Most studies are subject to some degree of nonresponse, referring to individuals who do not go along with the researchers’ intention to include them in a study. If there are too many non-respondents, and they are different from respondents in an important way, then the sample turns out to be biased.
In general, bias may be eliminated (in theory), or at least reduced (in practice), if researchers do their best to implement a probability sampling plan that utilizes randomness.
The most basic probability sampling plan is a simple random sample, where every group of individuals has the same chance of being selected as every other group of the same size. This is achieved by sampling at random and without replacement.

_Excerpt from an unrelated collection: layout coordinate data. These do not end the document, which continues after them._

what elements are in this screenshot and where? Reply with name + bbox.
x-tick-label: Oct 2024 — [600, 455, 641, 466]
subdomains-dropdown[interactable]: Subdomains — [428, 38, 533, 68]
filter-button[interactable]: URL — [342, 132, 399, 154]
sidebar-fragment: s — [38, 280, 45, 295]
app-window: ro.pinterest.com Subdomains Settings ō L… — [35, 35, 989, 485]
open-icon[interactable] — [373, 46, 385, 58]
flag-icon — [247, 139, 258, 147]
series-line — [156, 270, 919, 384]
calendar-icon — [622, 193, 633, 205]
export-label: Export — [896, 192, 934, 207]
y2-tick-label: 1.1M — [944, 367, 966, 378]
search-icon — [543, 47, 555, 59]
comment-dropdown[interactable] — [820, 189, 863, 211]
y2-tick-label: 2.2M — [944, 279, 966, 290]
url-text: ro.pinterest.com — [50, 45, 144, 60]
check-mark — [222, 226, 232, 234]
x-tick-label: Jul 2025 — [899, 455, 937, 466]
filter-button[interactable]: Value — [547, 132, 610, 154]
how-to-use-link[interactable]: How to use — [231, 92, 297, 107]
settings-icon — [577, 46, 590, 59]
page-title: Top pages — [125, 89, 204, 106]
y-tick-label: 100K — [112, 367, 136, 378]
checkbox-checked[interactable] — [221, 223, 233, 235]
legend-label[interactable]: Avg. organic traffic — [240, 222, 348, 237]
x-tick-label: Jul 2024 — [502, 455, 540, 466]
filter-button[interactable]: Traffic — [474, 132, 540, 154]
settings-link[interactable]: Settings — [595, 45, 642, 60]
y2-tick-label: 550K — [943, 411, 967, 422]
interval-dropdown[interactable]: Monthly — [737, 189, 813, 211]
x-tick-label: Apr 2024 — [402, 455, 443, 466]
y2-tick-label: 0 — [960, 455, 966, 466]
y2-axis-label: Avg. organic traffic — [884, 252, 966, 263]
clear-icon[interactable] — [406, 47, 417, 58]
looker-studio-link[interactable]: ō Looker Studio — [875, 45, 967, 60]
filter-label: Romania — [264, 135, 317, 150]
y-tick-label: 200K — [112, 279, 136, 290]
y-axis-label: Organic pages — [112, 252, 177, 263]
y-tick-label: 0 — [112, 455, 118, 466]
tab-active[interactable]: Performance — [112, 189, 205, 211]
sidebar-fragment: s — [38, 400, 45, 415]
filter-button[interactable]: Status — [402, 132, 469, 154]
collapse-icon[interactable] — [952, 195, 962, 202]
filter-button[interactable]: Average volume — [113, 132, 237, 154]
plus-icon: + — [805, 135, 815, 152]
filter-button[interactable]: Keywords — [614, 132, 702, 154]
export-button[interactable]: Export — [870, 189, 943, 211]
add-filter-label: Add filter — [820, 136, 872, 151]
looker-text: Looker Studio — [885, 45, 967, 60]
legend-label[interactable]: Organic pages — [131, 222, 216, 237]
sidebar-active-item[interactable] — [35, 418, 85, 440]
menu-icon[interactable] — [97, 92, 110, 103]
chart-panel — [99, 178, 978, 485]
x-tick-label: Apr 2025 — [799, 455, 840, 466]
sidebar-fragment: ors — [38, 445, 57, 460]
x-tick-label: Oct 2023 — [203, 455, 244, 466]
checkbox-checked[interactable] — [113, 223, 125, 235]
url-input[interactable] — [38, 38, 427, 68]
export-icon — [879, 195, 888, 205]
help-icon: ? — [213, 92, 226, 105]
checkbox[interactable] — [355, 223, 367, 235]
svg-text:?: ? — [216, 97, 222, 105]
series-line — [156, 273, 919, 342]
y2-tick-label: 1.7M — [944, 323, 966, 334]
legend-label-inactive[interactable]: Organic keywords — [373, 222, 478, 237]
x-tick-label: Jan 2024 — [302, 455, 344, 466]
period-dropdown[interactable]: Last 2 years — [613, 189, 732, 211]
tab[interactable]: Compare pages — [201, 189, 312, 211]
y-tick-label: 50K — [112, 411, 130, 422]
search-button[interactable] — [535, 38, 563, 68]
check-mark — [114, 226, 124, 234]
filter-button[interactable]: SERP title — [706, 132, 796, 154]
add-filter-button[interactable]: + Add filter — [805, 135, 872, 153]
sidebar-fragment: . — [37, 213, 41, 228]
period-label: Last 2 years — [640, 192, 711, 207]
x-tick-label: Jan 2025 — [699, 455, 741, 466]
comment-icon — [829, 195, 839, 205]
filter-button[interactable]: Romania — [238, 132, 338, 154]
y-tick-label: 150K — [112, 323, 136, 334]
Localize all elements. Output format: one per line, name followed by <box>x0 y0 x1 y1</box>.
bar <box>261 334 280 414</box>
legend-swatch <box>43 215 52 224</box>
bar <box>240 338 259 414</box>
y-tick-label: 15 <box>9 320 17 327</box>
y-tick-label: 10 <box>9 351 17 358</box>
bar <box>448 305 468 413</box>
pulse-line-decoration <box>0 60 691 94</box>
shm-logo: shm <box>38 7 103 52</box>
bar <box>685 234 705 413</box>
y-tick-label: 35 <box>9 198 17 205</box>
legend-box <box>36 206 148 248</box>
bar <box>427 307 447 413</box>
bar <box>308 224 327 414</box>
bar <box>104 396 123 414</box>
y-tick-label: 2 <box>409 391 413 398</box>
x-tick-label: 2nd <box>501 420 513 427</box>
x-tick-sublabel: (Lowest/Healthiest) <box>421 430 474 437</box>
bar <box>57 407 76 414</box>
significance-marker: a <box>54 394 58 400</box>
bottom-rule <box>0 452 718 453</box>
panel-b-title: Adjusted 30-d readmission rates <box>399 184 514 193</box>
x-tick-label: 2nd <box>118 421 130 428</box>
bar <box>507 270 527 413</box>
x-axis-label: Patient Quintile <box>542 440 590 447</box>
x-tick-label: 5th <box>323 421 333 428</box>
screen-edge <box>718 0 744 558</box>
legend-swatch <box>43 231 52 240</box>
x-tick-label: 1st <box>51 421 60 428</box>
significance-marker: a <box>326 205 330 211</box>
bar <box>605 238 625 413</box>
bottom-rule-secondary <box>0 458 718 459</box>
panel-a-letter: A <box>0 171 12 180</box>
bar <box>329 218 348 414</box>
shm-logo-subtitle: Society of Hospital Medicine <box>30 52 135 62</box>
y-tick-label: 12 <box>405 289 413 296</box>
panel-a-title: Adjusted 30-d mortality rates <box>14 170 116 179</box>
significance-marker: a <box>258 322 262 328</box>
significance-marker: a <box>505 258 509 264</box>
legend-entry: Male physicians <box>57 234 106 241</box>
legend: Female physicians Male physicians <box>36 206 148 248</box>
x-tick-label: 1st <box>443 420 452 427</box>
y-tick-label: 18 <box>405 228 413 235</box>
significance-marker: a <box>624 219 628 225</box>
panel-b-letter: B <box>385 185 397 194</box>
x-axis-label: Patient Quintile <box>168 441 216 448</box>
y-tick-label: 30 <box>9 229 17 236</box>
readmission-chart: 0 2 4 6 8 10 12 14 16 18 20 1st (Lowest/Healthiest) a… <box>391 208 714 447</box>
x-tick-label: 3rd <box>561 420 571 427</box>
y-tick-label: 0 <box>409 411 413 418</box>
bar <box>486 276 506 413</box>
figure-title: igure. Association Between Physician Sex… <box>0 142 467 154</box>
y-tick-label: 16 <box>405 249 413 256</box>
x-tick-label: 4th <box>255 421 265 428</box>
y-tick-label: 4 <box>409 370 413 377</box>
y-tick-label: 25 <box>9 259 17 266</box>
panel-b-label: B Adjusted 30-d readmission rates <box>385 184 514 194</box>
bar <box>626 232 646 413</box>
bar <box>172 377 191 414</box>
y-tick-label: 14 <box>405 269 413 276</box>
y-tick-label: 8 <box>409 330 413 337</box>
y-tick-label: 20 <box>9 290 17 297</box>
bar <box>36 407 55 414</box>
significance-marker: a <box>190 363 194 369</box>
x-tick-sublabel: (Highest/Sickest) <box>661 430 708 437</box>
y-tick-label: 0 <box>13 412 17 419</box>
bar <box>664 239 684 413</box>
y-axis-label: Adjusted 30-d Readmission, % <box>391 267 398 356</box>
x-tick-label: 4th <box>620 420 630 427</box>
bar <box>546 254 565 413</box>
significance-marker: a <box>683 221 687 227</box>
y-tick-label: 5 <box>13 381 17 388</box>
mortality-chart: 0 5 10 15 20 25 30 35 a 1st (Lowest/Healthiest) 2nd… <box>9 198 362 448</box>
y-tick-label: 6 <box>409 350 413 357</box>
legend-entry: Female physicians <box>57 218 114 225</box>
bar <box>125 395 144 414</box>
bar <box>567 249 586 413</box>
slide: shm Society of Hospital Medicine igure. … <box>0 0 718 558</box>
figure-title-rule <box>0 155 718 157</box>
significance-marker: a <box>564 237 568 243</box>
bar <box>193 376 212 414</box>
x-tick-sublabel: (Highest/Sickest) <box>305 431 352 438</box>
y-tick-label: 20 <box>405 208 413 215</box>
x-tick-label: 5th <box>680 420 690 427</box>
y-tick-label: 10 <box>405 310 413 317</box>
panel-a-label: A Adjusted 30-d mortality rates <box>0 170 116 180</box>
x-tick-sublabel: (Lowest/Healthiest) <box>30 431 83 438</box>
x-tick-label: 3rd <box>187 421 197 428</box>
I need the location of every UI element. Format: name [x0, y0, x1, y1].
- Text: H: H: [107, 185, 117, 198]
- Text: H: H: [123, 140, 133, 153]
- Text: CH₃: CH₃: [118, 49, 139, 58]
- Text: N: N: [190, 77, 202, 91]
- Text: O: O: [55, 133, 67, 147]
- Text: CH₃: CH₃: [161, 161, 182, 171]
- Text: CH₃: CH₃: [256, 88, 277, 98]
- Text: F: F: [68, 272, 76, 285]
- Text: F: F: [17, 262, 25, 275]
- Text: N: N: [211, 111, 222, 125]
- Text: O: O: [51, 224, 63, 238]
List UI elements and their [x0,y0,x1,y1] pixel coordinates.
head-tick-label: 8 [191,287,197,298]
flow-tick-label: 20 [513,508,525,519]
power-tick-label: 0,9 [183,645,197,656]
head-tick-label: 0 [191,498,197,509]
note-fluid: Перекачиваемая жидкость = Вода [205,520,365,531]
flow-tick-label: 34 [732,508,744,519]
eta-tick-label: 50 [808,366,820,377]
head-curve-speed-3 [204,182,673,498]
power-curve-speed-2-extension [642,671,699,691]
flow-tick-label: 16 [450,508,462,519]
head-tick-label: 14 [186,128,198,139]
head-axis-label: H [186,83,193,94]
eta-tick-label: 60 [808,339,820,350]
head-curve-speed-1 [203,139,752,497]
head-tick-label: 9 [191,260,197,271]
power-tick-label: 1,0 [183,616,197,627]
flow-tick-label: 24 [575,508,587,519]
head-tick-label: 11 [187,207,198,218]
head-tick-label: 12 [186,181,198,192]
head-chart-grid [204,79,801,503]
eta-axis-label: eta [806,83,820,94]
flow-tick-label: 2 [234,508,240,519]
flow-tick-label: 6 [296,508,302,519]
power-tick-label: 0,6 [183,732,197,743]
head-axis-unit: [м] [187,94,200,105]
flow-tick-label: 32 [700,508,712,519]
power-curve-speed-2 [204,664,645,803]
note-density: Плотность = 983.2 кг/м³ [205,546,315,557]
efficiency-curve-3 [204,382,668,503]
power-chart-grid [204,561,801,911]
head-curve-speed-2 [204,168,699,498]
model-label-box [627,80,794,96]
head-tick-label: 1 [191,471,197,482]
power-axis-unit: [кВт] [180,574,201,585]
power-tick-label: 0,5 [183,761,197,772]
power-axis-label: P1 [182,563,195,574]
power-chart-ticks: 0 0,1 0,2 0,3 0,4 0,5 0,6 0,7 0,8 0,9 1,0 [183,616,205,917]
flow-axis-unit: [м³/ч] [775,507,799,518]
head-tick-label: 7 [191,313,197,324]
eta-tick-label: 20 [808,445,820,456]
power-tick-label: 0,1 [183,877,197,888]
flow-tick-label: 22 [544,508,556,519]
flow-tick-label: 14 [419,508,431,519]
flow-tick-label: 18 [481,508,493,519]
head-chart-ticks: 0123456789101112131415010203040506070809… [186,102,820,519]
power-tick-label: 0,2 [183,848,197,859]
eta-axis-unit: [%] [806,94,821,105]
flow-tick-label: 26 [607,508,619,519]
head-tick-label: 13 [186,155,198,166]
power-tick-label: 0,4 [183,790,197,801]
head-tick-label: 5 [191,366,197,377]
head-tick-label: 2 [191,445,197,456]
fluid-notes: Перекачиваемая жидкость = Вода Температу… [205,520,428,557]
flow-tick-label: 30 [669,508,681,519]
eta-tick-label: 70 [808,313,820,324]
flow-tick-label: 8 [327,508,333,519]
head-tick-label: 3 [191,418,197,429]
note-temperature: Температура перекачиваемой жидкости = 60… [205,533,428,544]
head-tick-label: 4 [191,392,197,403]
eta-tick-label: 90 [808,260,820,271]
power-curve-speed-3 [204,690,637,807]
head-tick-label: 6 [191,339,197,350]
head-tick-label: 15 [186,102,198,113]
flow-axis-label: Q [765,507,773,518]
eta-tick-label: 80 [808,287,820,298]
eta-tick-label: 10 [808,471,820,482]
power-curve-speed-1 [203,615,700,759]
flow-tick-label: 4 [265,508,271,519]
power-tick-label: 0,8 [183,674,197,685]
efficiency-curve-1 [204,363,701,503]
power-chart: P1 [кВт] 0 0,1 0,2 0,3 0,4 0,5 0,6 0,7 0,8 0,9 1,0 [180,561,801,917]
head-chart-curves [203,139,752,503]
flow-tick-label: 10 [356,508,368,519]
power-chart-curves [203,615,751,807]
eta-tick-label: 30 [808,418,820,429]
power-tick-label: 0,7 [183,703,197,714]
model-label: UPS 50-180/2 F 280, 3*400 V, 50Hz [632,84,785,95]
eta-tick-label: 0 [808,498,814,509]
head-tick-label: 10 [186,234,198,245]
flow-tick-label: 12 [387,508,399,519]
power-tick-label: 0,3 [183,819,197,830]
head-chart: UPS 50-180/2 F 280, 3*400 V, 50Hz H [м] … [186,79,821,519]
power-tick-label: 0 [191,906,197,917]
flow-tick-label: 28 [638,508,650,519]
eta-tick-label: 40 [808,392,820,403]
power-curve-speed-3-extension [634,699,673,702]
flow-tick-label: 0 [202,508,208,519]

In a cluster sample, groups of individuals are randomly selected, such as all people in the same household. In a cluster sample, all members of each selected group participate in the study.
A stratified sample divides the population into groups called strata before selecting study participants at random from within those groups.
Multistage sampling makes the sampling process more manageable by working down from a large population to successively smaller groups within the population, taking advantage of stratifying along the way, and sometimes finishing up with a cluster sample or a simple random sample.
Assuming the various sources of bias have been avoided, researchers can learn more about the variables of interest for the population by taking larger samples. The “extreme” (meaning, the largest possible sample) would be to study every single individual in the population (the goal of a census), but in practice, such a design is rarely feasible. Instead, researchers must try to obtain the largest sample that fits in their budget (in terms of both time and money), and must take great care that the sample is truly representative of the population of interest.
We will further discuss the topic of sample size when we cover sampling distributions and inferential statistics.
In this short section on sampling, we learned various techniques by which one can choose a sample of individuals from an entire population to collect data from. This is seemingly a simple step in the big picture of statistics, but it turns out that it has a crucial effect on the conclusions we can draw from the sample about the entire population (i.e., inference).
That being said, other (nonrandom) sampling techniques are available, and sometimes using them is the best we can do. It is important, though, when these techniques are used, to be aware of the types of bias that they introduce, and thus the limitations of the conclusions that can be drawn from the resulting samples.